Validating internal controls for quantitative plant gene expression studies

14 Feb

Transcript level changes of a target gene, psa-h, was also evaluated by two independent normalisation strategies, by the Ribo Green method or by using multiple references.

In order to robustly detect and quantify gene expression from small amounts of RNA, amplification of the gene transcript is necessary.

The polymerase chain reaction (PCR) is a common method for amplifying DNA; for RNA-based PCR the RNA sample is first reverse-transcribed to complementary DNA (c DNA) with reverse transcriptase.

The Minimum Information for Publication of Quantitative Real-Time PCR Experiments (MIQE) guidelines propose that the abbreviation q PCR be used for quantitative real-time PCR and that RT-q PCR be used for reverse transcription–q PCR.

Cells in all organisms regulate gene expression by turnover of gene transcripts (single stranded RNA): The amount of an expressed gene in a cell can be measured by the number of copies of an RNA transcript of that gene present in a sample.

In order to amplify small amounts of DNA, the same methodology is used as in conventional PCR using a DNA template, at least one pair of specific primers, deoxyribonucleotides, a suitable buffer solution and a thermo-stable DNA polymerase.

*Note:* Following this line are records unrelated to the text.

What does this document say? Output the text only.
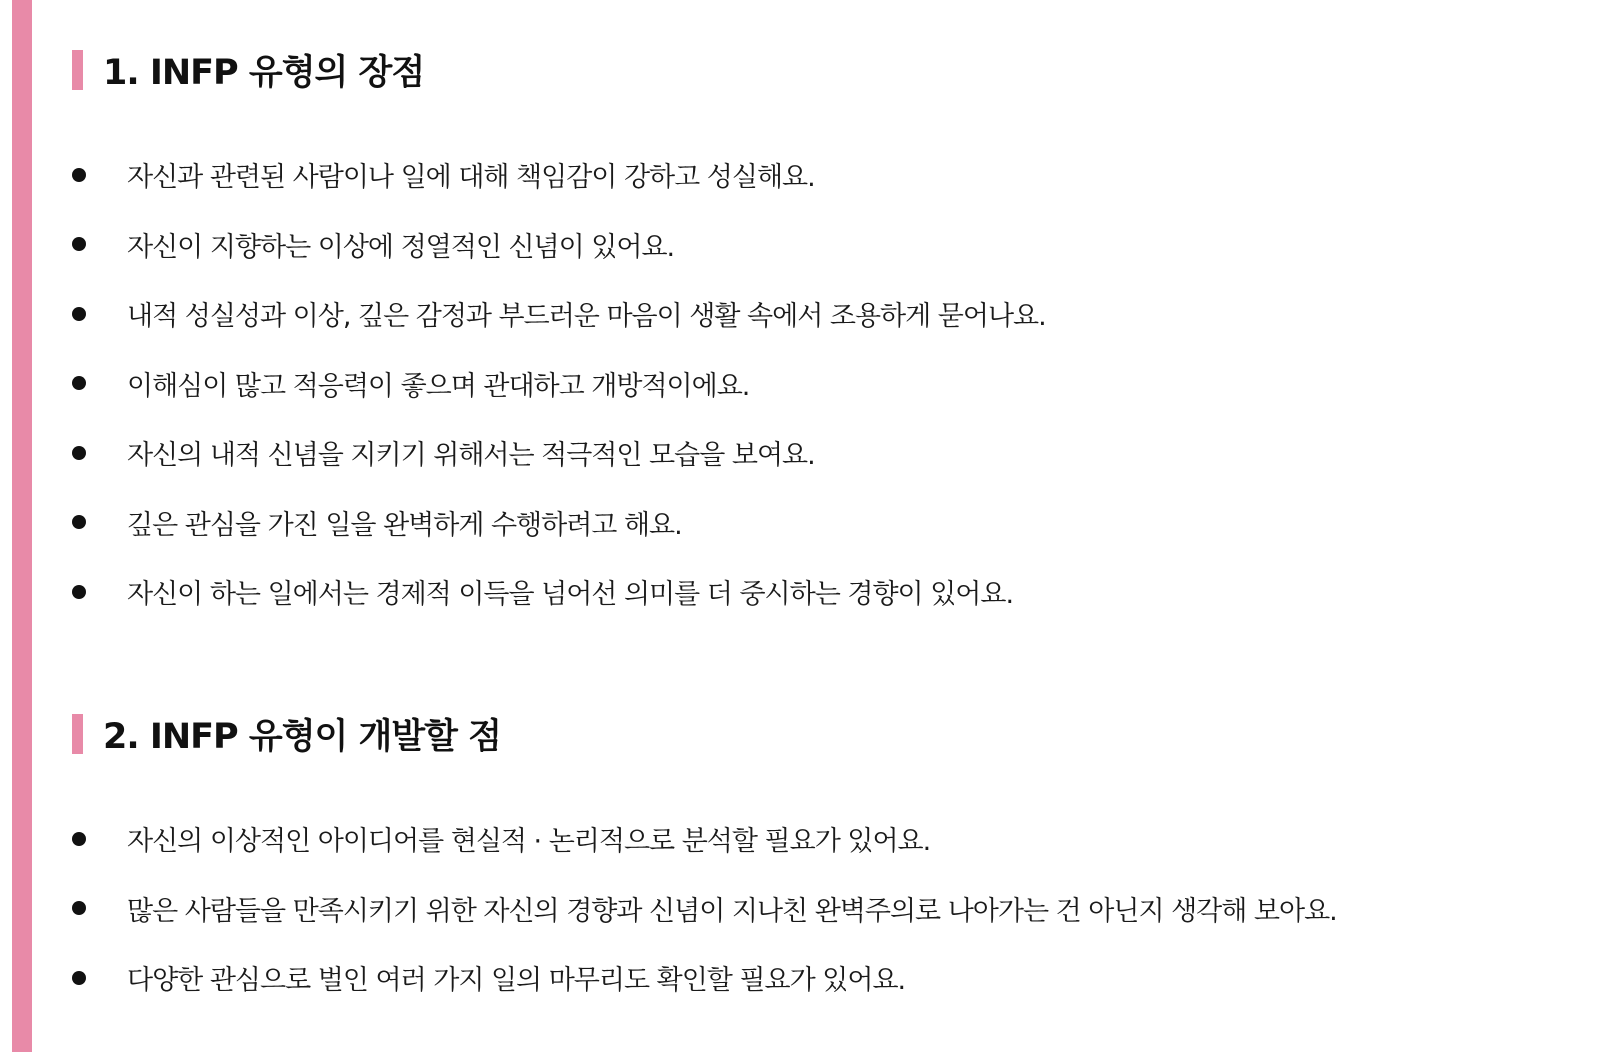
1. INFP 유형의 장점
자신과 관련된 사람이나 일에 대해 책임감이 강하고 성실해요.
자신이 지향하는 이상에 정열적인 신념이 있어요.
내적 성실성과 이상, 깊은 감정과 부드러운 마음이 생활 속에서 조용하게 묻어나요.
이해심이 많고 적응력이 좋으며 관대하고 개방적이에요.
자신의 내적 신념을 지키기 위해서는 적극적인 모습을 보여요.
깊은 관심을 가진 일을 완벽하게 수행하려고 해요.
자신이 하는 일에서는 경제적 이득을 넘어선 의미를 더 중시하는 경향이 있어요.
2. INFP 유형이 개발할 점
자신의 이상적인 아이디어를 현실적 · 논리적으로 분석할 필요가 있어요.
많은 사람들을 만족시키기 위한 자신의 경향과 신념이 지나친 완벽주의로 나아가는 건 아닌지 생각해 보아요.
다양한 관심으로 벌인 여러 가지 일의 마무리도 확인할 필요가 있어요.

A substance marked with a fluorophore is added to this mixture in a thermal cycler that contains sensors for measuring the fluorescence of the fluorophore after it has been excited at the required wavelength allowing the generation rate to be measured for one or more specific products.

A real-time polymerase chain reaction (Real-Time PCR), also known as quantitative polymerase chain reaction (q PCR), is a laboratory technique of molecular biology based on the polymerase chain reaction (PCR).